Serious heat-related conditions
Heat exhaustion occurs when the body gets too hot. This is the body’s reaction to losing excessive amounts of water and salt contained in sweat.
Symptoms: Heavy sweating, pale skin, fast and weak pulse rate, fast and shallow breathing, muscle weakness or cramps, tiredness and weakness, dizziness, headache, nausea or vomiting, fainting.
What to do: Move to a cool place (preferably air-conditioned) and lie down. Remove excess clothing, take small sips of cool fluids, and have a cool shower, bath, or sponge bath. Put cool packs under the armpits, on the groin or on the back of the neck to reduce body heat. If symptoms last for longer than one hour, call your doctor, go to the nearest hospital emergency department.
Heat Stroke occurs when the body temperature is not controlled properly, and it rises above 40.5 °C. It is the most serious heat-related illness and is a life-threatening emergency. Immediate first aid aimed at lowering the body temperature as quickly as possible is especially important.
Symptoms: A sudden rise in body temperature, red, hot dry skin (because sweating has stopped – though the person may still be sweaty if they have been exercising), dry, swollen tongue, rapid pulse, rapid shallow breathing, intense thirst, headache, nausea and vomiting, dizziness, confusion, poor coordination or slurred speech, aggressive or bizarre behaviour, loss of consciousness, seizures or coma.
What to do: Call your emergency line (in Canada 911) and ask for an ambulance. While you are waiting for help, move the person to a cool, shaded area and keep them as still as possible. Remove excess clothing and give them small sips of water if they are conscious and able to drink. Bring their temperature down any way you can, for example by gently spraying them with cool water from a spray bottle or garden hose, soaking their clothes with cool water, or sponging their body with cool water. Place cool packs under their armpits, on the groin or on the back of their neck to reduce body heat. Do not give aspirin because they won’t help and may be harmful. If they are unconscious, lay the person on their side (the recovery position) and check they can breathe properly. Perform CPR if needed.
Heatstroke is a medical emergency. It can cause brain damage, so get yourself or the affected person to a hospital. Don't fool around with heatstroke.
Heat rash is an itchy, painful rash commonly called 'prickly heat'. It is caused by excessive sweating during hot, humid weather, and particularly affects young children.

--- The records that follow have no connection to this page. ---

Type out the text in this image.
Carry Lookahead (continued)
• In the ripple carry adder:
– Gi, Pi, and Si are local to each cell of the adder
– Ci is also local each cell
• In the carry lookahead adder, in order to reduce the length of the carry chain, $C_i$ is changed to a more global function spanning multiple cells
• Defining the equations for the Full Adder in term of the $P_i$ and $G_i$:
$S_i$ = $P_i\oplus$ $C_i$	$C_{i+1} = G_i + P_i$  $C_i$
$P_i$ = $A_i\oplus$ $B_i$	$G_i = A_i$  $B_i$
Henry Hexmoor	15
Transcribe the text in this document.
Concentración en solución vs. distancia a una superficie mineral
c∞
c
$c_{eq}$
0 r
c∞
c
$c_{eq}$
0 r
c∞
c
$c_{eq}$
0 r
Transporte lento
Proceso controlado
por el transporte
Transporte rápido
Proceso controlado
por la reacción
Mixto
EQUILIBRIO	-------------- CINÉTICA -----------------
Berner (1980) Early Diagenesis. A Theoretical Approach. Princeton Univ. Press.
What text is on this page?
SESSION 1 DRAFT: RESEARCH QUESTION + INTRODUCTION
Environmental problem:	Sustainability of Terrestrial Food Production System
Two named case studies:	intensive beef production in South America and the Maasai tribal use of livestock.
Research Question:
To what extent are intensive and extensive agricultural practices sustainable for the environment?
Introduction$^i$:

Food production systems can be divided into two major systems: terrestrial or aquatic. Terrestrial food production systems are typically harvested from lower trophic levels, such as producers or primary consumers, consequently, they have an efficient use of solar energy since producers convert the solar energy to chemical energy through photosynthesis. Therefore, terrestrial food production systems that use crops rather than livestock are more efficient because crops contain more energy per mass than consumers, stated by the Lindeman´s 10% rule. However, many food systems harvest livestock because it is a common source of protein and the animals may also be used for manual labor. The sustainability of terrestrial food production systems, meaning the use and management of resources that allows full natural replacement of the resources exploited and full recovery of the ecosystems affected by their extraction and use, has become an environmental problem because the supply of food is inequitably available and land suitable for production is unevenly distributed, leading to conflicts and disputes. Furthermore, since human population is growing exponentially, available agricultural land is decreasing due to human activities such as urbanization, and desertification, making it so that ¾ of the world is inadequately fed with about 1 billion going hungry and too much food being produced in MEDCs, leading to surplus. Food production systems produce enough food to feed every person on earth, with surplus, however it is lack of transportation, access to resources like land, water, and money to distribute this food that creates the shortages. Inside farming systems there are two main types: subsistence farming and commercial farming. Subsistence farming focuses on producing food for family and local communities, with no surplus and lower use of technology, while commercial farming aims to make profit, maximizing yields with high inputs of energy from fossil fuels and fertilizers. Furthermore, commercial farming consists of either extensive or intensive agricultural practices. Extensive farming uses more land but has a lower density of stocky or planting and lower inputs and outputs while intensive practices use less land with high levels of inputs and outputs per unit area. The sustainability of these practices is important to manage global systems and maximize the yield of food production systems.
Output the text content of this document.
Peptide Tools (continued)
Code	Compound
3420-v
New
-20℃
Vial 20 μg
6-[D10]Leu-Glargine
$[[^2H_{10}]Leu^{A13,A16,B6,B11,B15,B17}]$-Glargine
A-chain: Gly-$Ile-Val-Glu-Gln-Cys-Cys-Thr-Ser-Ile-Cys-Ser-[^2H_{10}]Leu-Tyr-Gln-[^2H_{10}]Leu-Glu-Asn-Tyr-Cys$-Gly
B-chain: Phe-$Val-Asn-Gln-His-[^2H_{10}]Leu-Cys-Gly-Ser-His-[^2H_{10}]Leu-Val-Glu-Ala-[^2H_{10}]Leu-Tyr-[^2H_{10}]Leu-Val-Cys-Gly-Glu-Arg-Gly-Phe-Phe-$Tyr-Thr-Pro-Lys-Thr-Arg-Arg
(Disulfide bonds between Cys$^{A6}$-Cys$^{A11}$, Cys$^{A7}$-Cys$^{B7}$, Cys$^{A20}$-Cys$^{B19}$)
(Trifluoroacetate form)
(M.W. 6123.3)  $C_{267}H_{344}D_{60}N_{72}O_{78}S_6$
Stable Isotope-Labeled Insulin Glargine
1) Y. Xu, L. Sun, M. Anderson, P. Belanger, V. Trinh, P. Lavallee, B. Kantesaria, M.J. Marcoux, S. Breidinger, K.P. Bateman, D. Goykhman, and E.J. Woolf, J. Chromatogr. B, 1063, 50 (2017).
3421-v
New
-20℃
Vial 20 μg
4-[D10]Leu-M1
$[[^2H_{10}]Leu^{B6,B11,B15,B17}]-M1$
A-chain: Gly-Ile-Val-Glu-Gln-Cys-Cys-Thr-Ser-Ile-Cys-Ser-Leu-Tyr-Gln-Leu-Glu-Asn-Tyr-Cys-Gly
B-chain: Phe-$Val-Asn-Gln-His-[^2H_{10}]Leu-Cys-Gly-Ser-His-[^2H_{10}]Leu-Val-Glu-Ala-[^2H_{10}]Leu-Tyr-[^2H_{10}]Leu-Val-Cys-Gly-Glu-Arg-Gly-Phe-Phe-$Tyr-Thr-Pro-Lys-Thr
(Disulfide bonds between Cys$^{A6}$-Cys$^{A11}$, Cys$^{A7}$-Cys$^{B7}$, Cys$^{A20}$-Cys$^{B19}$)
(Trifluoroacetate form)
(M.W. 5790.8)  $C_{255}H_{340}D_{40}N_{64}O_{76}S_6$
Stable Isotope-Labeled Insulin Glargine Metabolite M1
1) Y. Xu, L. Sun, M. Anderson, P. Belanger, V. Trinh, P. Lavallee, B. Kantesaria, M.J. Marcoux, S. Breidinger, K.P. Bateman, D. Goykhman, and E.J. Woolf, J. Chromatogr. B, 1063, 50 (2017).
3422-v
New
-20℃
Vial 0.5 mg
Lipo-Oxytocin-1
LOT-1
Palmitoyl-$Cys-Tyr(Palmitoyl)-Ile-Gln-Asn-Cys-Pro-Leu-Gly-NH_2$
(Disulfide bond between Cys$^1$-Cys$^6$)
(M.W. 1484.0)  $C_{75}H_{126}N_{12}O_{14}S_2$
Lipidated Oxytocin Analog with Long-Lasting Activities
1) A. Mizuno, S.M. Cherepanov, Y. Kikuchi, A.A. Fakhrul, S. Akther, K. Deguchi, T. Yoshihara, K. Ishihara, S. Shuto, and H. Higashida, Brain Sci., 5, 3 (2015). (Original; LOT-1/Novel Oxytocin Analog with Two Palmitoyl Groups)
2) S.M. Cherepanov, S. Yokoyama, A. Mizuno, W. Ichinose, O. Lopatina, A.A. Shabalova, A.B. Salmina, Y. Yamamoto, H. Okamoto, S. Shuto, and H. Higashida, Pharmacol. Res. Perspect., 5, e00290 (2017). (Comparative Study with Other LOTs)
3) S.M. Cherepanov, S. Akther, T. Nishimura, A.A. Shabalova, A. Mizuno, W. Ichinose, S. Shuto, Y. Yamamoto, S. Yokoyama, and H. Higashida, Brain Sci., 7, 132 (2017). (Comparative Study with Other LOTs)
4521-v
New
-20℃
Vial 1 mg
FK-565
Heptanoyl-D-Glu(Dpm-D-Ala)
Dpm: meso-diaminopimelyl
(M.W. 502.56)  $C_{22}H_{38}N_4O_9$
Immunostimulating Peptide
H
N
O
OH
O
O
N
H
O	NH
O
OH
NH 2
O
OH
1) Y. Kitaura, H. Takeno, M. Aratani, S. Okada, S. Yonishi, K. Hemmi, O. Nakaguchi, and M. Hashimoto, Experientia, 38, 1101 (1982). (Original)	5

Symptoms: A cluster of red pimples or small blisters, particularly on the neck or upper chest, or in the creases in the groin, elbow and under the breasts.
What to do: Move to a cooler, less humid environment. Keep the affected areas dry (powder can help) and avoid using ointments or creams because they keep the skin warm and moist which can make the condition worse.
Dehydration occurs when the body doesn't have enough water and other fluids to carry out its normal functions.
Symptoms: Dizziness, tiredness, irritability, thirst, dark yellow urine, loss of appetite, fainting.
What to do: Drink plenty of water or diluted fruit juice and avoid tea, coffee, and alcohol. Move to somewhere cool (preferably air-conditioned), and if possible, use a spray bottle filled with water to cool you down. If you have one, drink an oral solution such as hydrolyte. If you start to feel unwell, call your doctor, the nearest hospital emergency department.
Heat cramps usually affect people who sweat a lot during strenuous activity, causing the body to lose salt and water. This can lead to heat cramps.
Symptoms: Muscle pains or spasms. Heat cramps can also be an early symptom of heat exhaustion.
What to do: Stop all activity and lie in a cool place (preferably air-conditioned) with your legs raised slightly. Drink water or diluted fruit juice, have a cool shower or bath, massage your limbs to ease the spasms and apply cool packs. Do not go back to strenuous activity until a few hours after the cramps have subsided. If they continue for more than one hour, seek medical attention.
Summer is fun, a chance to enjoy the outdoors and expand our circle by still using social distancing and face-masks, so enjoy the wonderful weather while protecting yourself from the extreme heat.